Rosalinda e campo de outros lances em que a anafada senhora era expedita, em
vista o jovem oficial, Adjunto do Comandante de Companhia, por acaso de
graduação militar, tomar conhecimento directo da informação restrita que
anunciava a visita relâmpago do General Comandante em Chefe e intimado pelo
capitão que não gosta de ser apanhado com
as calças nas mãos, a “pensar nisso” perante
a angustiante pergunta “o que
viria o general cá fazer?”.
Quando na véspera da chegada do General,
depois do brigde e do conhaque, o
capitão Mascarenhas “democratizou” a
informação restrita, quer dizer, derrogando regras de segurança, que a si
próprio se impusera, abriu ao conhecimento ao corpo de oficiais da Companhia a informação
sobre a visita relâmpago do general, que apenas era suposto ser conhecida do “cabo da cifra”, por dever de oficio,
mensageiro cego, surdo e mudo de todas as mensagens cifradas, pelo próprio
capitão e pelo Alferes, intimado a encontrar resposta para a obsidiante questão
que viria o general “cá fazer”, já
que, bem se sabe, o capitão não gosta de “ser
apanhado de calças na mão” pairou, por momentos, na sala, um silêncio denso,
cortado pelo impulsivo desabafo do Valentim, “vamos ter merda!” E o capitão, a carregar o sobrolho, azedo, “merda já temos nós todos os dias e não
precisamos do General, mas se não sabe o que ele cá vem fazer, mais valia estar
calado!”.
Era assim o Valentim, explosivo à primeira
provocação, coração ao pé da boca, generosidade sem limites e osso duro de roer
para quem não lhe caísse em graça, mantinha, vá lá saber-se por que razão ou
teima, uma tensão permanente com o capitão Mascarenhas, que vinha desde os primeiros
tempos da recruta e, desde esses tempos outros, tão próximos e tão distantes, com
10 contos na algibeira e todas as espeluncas e putas de Lisboa para frequentar,
unha com carne, numa amizade impoluta e breve com o “herói” a contragosto desta
narrativa tosca, - como tu, Maria
Adelaide, gostaria de nos ver, brilhantes de solarina e panache, subindo a
Calçada da Ajuda, a cavalgar impetuosos alazões, rumo a Monsanto, em exercícios
de equitação militar” – razão e, mais que razão, urgência, para o Alferes cortar
cerce o temperamento sanguíneo do amigo Valentim e, oferecendo-se às balas, que
é como quem diz, ao humor azedo do capitão, declarar, solene “o que o alferes Valentim quis dizer, meu
capitão, é que a visita do nosso General se destina a incitar-nos a atacar a base da guerrilha, no outro lado da
fronteira, numa operação de “nossa iniciativa” que naturalmente ficará secreta”.
“Fiat
lux!...” Os rostos dos jovens oficiais milicianos abriram-se em luminosa revelação.
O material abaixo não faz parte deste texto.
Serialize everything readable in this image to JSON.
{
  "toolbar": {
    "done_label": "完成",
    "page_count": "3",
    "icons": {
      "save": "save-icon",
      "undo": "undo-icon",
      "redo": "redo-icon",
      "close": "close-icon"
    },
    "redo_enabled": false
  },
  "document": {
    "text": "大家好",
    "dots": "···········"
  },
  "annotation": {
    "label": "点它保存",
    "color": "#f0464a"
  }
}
O Valentim interrogava o amigo com olhar inquiridor. E o capitão Mascarenhas,
depois de uns momentos de reflexão e silêncio, deixou que a evidência falasse
e, qual Colombo ante a revelação do ovo, abanou a cabeça, entre a incredulidade e
o sorriso agora distendido “pois é bem
capaz de ter razão, nosso Alferes! Mas onde foi você a desencantar essa ideia tão
óbvia?” …
…………………………………………………………………
Diz-me,
tu, Maria Adelaide. Tu que tudo sabes e que tudo buscas saber do herói desta
narrativa em que te digo e, dizendo-te, se revela o autor (se autor houvesse)
corpo e sangue, deste fingimento de escrita, diz-me, tu, Maria Adelaide onde “desencantar
ideia tão óbvia”, sendo que os caminhos da vida são o que deles fazemos, deserção
ou percurso de glória, coluna erguida ou submissão, mas sempre a permanente ascensão
e queda de que são feitos os trilhos da liberdade.